O Grito da Glamour Girl
Meu velho carro driblava os obstáculos como um verdadeiro craque do asfalto, mas as circunstâncias do caminho me obrigaram a diminuir a marcha. Mulheres agoniadas aguardavam seus filhos fazendo fila tripla em frente à escola, enquanto escutavam música nos automóveis. O fluxo, que já era lento, aproximava-se da estagnação. Minha impaciência me fez contrair o cenho, mas percebi que a excitação do reencontro com os colegas era mais perturbadora do que as agruras de um trânsito caótico. Quinze anos já se haviam passado. Quanta vida, quantas histórias haveria para contar. Como estaria Nadine? Sabia, por amigos em comum, que ela trabalhava no mesmo hospital em que fizemos residência. Sabia também que estava só, em uma solteirice que poucos compreendiam. Maximilian acabara de formar sua filha mais velha, e na cerimônia de formatura é que havíamos nos encontrado pela última vez. Com Max, também tive poucos encontros nos últimos anos, mas é difícil para uma figura ímpar como ele passar despercebido. Quem não me falava dele por ele me perguntava.
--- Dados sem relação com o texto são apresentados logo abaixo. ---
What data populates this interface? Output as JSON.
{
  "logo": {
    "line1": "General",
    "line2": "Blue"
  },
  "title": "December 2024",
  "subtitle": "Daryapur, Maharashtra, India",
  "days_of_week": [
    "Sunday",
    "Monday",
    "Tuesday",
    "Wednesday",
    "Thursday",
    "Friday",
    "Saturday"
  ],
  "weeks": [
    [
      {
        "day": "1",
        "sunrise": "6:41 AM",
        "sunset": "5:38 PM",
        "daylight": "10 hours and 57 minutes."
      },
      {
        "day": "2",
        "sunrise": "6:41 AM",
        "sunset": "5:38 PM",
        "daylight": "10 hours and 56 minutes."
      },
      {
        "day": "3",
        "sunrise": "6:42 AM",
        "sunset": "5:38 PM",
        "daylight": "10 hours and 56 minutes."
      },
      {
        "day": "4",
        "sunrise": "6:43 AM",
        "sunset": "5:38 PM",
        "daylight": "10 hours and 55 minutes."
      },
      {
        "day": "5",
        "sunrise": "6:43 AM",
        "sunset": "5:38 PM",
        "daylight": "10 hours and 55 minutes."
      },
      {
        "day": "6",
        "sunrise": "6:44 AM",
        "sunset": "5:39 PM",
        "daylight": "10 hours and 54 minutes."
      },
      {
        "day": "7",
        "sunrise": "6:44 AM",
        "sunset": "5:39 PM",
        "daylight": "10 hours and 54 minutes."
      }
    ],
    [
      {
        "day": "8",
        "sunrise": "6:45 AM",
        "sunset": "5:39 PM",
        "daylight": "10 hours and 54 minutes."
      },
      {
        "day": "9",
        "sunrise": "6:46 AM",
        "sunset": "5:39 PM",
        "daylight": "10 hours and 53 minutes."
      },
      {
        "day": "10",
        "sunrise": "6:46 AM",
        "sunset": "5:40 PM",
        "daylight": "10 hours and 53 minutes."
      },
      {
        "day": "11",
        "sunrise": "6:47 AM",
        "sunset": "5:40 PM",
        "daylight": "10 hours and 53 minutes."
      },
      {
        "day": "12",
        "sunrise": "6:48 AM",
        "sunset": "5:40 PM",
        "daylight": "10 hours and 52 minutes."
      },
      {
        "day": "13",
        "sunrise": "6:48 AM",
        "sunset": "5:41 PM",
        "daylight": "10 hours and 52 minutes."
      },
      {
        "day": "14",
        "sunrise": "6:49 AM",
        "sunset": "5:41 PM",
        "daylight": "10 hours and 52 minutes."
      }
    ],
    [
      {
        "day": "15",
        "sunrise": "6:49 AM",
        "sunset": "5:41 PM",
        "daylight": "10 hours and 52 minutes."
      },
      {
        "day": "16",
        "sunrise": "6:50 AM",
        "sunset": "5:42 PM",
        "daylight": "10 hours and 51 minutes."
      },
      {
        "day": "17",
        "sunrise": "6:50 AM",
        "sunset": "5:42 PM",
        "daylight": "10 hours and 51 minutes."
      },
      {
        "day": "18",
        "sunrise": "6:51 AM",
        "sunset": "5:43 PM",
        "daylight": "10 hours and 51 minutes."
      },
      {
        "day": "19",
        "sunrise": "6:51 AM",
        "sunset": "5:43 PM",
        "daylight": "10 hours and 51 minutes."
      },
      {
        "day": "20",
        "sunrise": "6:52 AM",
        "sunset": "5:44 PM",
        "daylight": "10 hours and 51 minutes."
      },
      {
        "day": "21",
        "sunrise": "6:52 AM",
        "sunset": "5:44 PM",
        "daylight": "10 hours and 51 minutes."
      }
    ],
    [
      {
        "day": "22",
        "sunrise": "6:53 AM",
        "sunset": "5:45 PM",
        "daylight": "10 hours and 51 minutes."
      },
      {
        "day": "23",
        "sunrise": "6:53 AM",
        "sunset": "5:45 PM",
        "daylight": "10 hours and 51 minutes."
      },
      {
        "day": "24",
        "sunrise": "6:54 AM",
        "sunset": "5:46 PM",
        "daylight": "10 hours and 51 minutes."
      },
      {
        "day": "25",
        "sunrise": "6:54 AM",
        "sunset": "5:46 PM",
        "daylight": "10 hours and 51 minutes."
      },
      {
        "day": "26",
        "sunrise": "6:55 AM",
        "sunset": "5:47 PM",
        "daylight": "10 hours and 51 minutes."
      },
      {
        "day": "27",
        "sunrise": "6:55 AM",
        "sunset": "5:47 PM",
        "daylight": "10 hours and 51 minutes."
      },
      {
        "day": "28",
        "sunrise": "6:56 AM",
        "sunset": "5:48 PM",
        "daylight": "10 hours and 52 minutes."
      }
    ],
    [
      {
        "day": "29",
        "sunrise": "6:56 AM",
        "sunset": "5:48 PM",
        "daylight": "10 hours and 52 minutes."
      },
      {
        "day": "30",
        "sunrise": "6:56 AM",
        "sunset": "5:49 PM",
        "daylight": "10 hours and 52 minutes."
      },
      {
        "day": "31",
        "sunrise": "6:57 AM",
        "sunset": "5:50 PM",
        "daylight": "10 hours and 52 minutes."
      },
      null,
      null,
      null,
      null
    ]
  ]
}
O tráfego morosamente se refez próximo ao velho colégio marista. Os poucos agentes de trânsito não conseguiam dar conta da balbúrdia de carros, motocicletas e escolares movendo-se em todas as direções. Pisei no acelerador para vencer a inércia quando um espaço se abriu entre meu carro e o micro-ônibus que se encontrava à frente. Subitamente, quando a rotação do motor começava a aumentar, uma criança surgiu correndo, cruzando inadvertidamente à frente do meu carro. Reflexamente, tirei o pé do acelerador e pisei no pedal do freio, produzindo um guinchar de pneus e um baque, que projetou meu corpo à frente. Ao ver a imagem do menino passando perigosamente na minha frente, gritei: “Ei, moleque! Preste atenção! Olhe quando atravessa!” Ainda tive tempo de olhar a criança transpor a rua e alcançar a calçada oposta. De lá, na companhia dos colegas, lançou seu olhar para mim, entre assustado e envergonhado.
Meu grito irrefletido me trouxe à memória uma cena, que brotou das minhas lembranças da época logo após a formatura na faculdade de medicina. Aconteceu poucos meses antes do “incidente” na sala de emergência. Eu ainda era um residente tecnocrata, inseguro e imaturo, tentando imitar da melhor maneira possível as atitudes e posturas de meus professores. É uma história do tempo em que eu, Max e Nadine éramos colegas de residência no hospital-escola onde por alguns anos trabalhamos juntos. É também a história de um grito, tão irrefletido como o que eu acabara de dar, mas muito mais profundo e significativo, e que de alguma maneira modificou minha forma de entender o intrincado mecanismo de sentimentos e emoções que brotam quando trabalhamos na cumplicidade do nascimento humano.
Na nossa época de residência, havia um médico contratado do departamento de obstetrícia que era recém-descasado.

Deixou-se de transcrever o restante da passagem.